Distributive justice deals with the employees' concerns of the fairness of outcomes they receive. One of the biggest reasons for issues with employee productivity or morale is when employees feel that their company lacks fairness. For example, Sarah has worked at Cheap Plastic Toys for over a year. She has just found out that she will be receiving only a 1% raise this year. She does not feel that this is a fair outcome. Organizations can provide equal distributive justice by educating, communicating, and enacting fair employment practices with the organization.

Procedural Justice

Another type of organizational justice is called procedural. Procedural justice is concerned with how employees view the fairness of the process of how outcomes are decided.
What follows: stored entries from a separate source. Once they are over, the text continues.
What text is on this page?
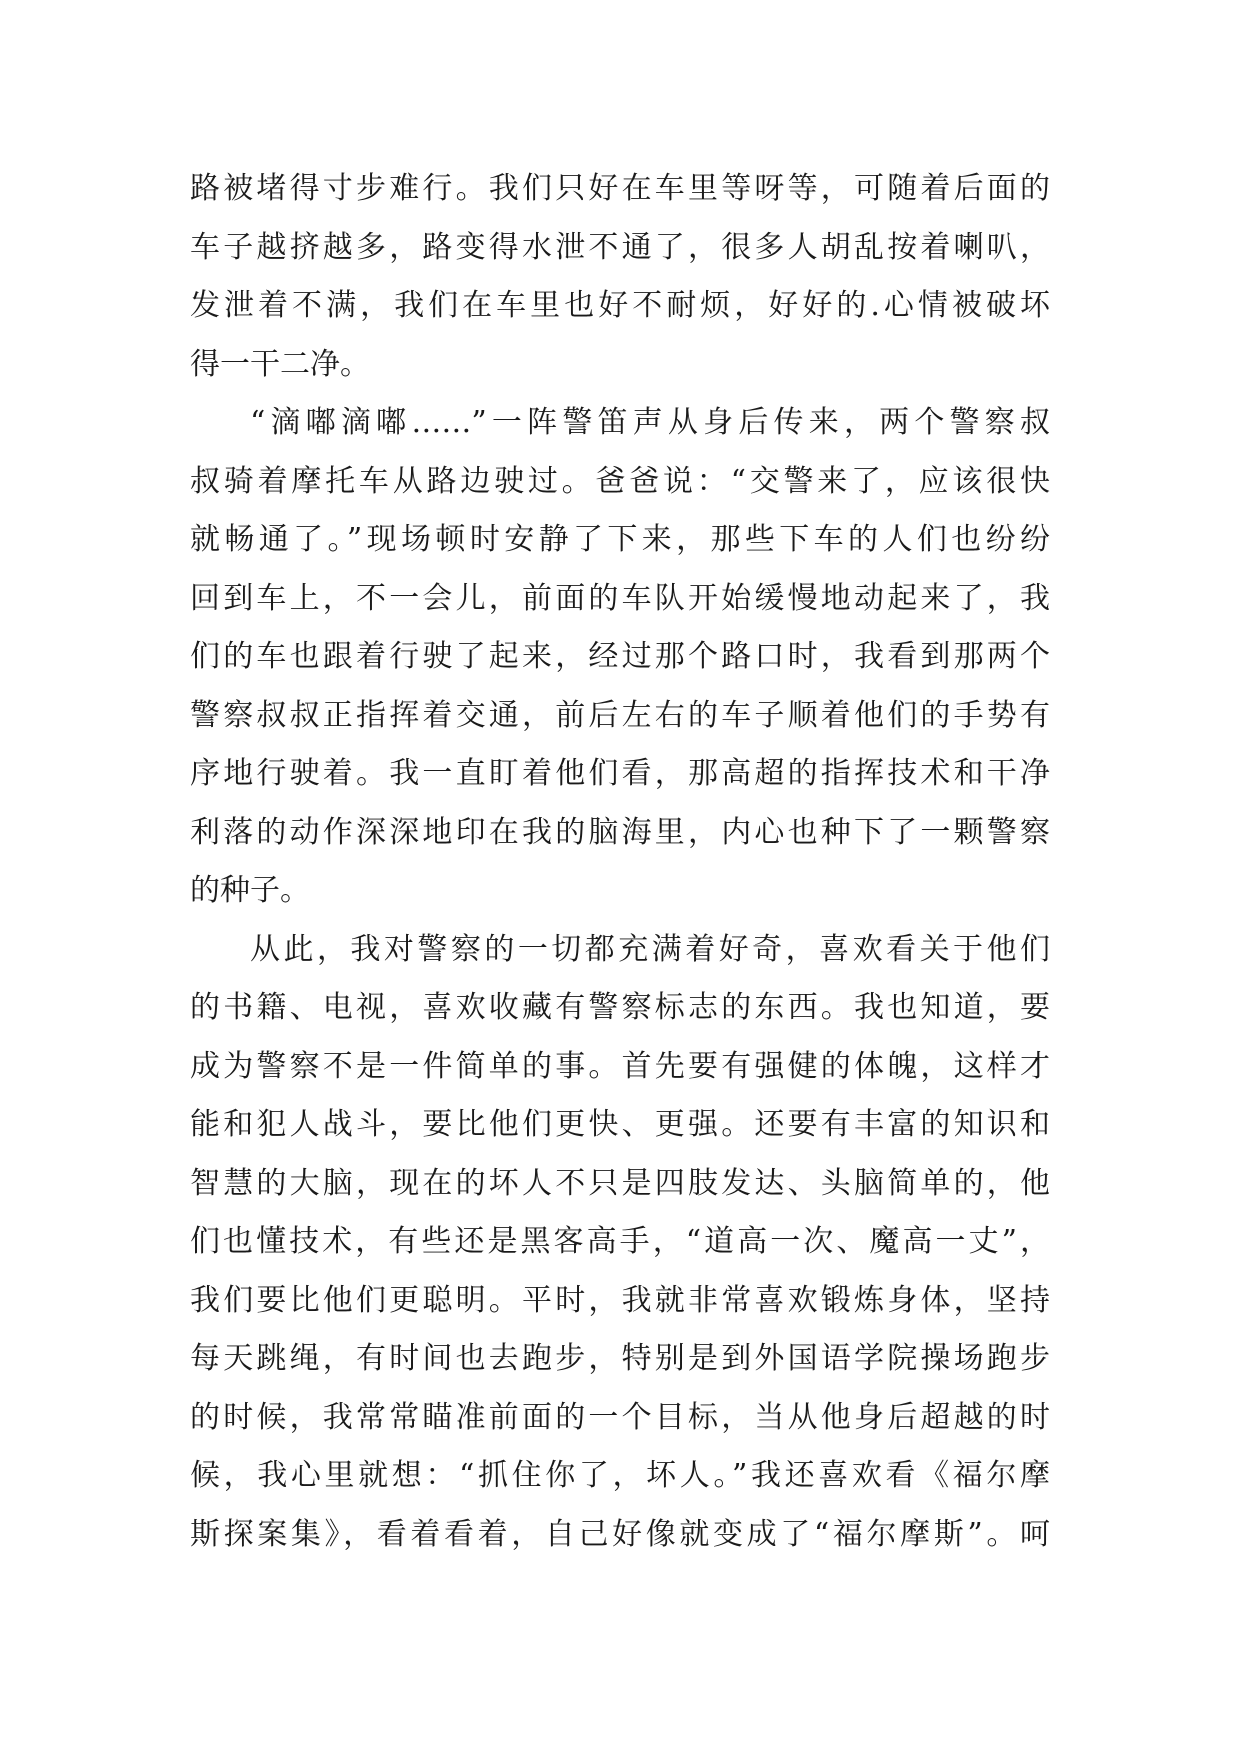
路被堵得寸步难行。我们只好在车里等呀等，可随着后面的
车子越挤越多，路变得水泄不通了，很多人胡乱按着喇叭，
发泄着不满，我们在车里也好不耐烦，好好的.心情被破坏
得一干二净。
“滴嘟滴嘟……”一阵警笛声从身后传来，两个警察叔
叔骑着摩托车从路边驶过。爸爸说：“交警来了，应该很快
就畅通了。”现场顿时安静了下来，那些下车的人们也纷纷
回到车上，不一会儿，前面的车队开始缓慢地动起来了，我
们的车也跟着行驶了起来，经过那个路口时，我看到那两个
警察叔叔正指挥着交通，前后左右的车子顺着他们的手势有
序地行驶着。我一直盯着他们看，那高超的指挥技术和干净
利落的动作深深地印在我的脑海里，内心也种下了一颗警察
的种子。
从此，我对警察的一切都充满着好奇，喜欢看关于他们
的书籍、电视，喜欢收藏有警察标志的东西。我也知道，要
成为警察不是一件简单的事。首先要有强健的体魄，这样才
能和犯人战斗，要比他们更快、更强。还要有丰富的知识和
智慧的大脑，现在的坏人不只是四肢发达、头脑简单的，他
们也懂技术，有些还是黑客高手，“道高一次、魔高一丈”，
我们要比他们更聪明。平时，我就非常喜欢锻炼身体，坚持
每天跳绳，有时间也去跑步，特别是到外国语学院操场跑步
的时候，我常常瞄准前面的一个目标，当从他身后超越的时
候，我心里就想：“抓住你了，坏人。”我还喜欢看《福尔摩
斯探案集》，看着看着，自己好像就变成了“福尔摩斯”。呵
Thomas has issues with how Cheap Plastic Toys provides overtime to their employees. He feels that they lack procedural justice because they do not provide enough advance notice for the scheduling of shifts. The company can easily rectify this issue by responding to Thomas' feedback and improving their overtime scheduling notice.

Interactional Justice

Let's look at the third type of organizational justice. Our first example mentioned how unhappy Sarah was with the 1% raise she was receiving this year. There was also a lack of interactional justice in Sarah's case. Interactional justice deals with how explanations are communicated as well as the fair treatment of or sensitivity towards employees. Interpersonal and informational are the two types of interactional justice. Interpersonal justice looks at sensitivity and fairness in how information is communicated to an employee. Informational justice relates to the quality of the explanation that is given to employees explaining why a specific outcome happened.